The scene changes around them and they're inside the warehouse. Fezziwig (played by Bob Hoskins) is jolly and fat, wears a powdered wig, and sits atop a ridiculously high ladder at a ridiculously high desk. I say, "ridiculous," but that's a good thing. Fezziwig should be ridiculous.
He calls Young Scrooge and Dick Wilkins by name, leading Old Scrooge to reminisce about Dick's attachment to him. There's nothing but fondness and happy memories when he talks about Dick. There's nothing about "poor Dick" and Scrooge clearly reciprocates the attachment. As he's talking, his young self and Dick are laughing with Fezziwig and trading playful punches with each other.
Fezziwig orders the shop closed and we see Young Scrooge and Dick cheerfully clear aside tables (passing through the ethereal Old Scrooge with one of them). The scene transitions to the party before they get to any shutters, though.
The fiddler's on the desk at the party and I like the sound of stomping feet to add percussion to the dance music. Unnamed guests (no explicit mention of any of their relationships to Fezziwig, either) twirl on the edges of the dance floor, but the center is reserved for Fezziwig and his wife. This is where I think Zemeckis goes overboard on the animation. Earlier he had Fezziwig dismount from his desk with an acrobatic flourish that seems unlikely for a man in Fezziwig's shape, but it was fairly easy to pass that by. Now though, the Fezziwigs positively defy gravity with the hang times of their jumps. It's a bit much even though it's all for laughs and ultimately punctuated by the fiddler falling off his perch and into the punch bowl.
Fezziwig boisterously announces the next dance: "Sir Roger de Coverley." Young Scrooge is as pleased as everyone else by it. Old Scrooge looks crestfallen. He knows what's about to happen. Belle is definitely in this scene.
She turns up as Scrooge's dance partner in the "Sir Roger" and frankly it's hard to tell if this is their first meeting or not. She's smiling warmly at him, but that could be polite dance etiquette or genuine fondness. He's captivated by her, but that could either be Love at First Sight or maybe he's just that smitten every time he's around her. I think it's probably their first meeting as that better explains why Old Scrooge immediately recognized the moment and had a strong reaction to it before it even happened.
Belle and Young Scrooge don't talk at all in this scene.
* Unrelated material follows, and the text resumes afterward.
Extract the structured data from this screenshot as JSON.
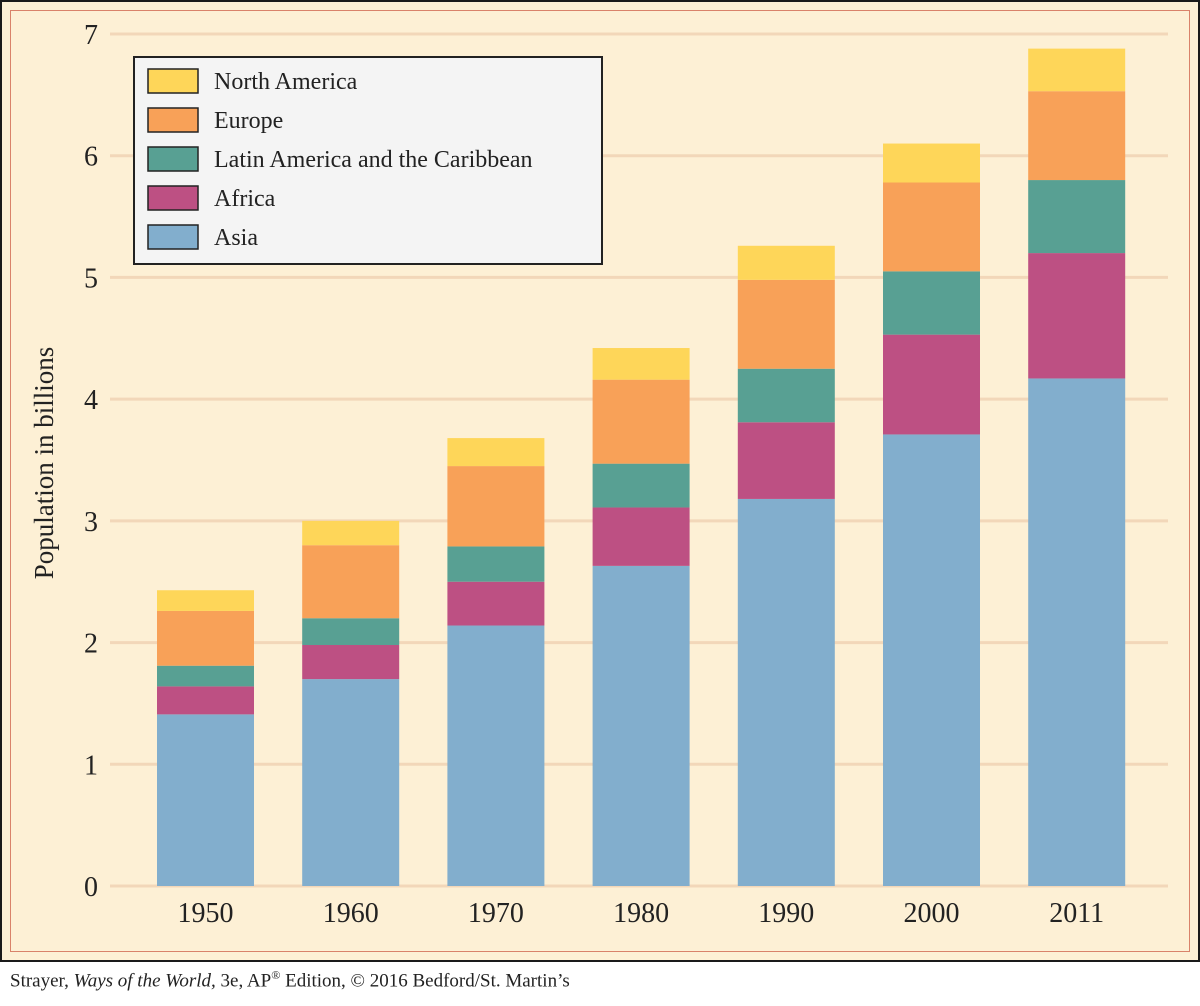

It's all about beautiful, swelling strings and soaring emotions and time standing still while they're in each other's company. It really sells that Scrooge is falling in love. Belle is too elegant to reciprocate in any obvious way, which is too bad. It succeeds at developing Scrooge, but misses the opportunity to make Belle more than just a plot device. We'll see if the next scene does better.
Old Scrooge and the Ghost don't talk at all during this point. Scrooge just looks on sadly at the dancers and then the room grows dark and changes to Scrooge's office for the next scene. That means there's no attack on Fezziwig by the ghost or defense of him by Scrooge. And no connecting Fezziwig's treatment of his employees with Scrooge's treatment of Bob Cratchit. Even though Zemeckis included more of Fezziwig than Rankin-Bass did, he is - like they were - more concerned with introducing Belle and setting up the doomed romance.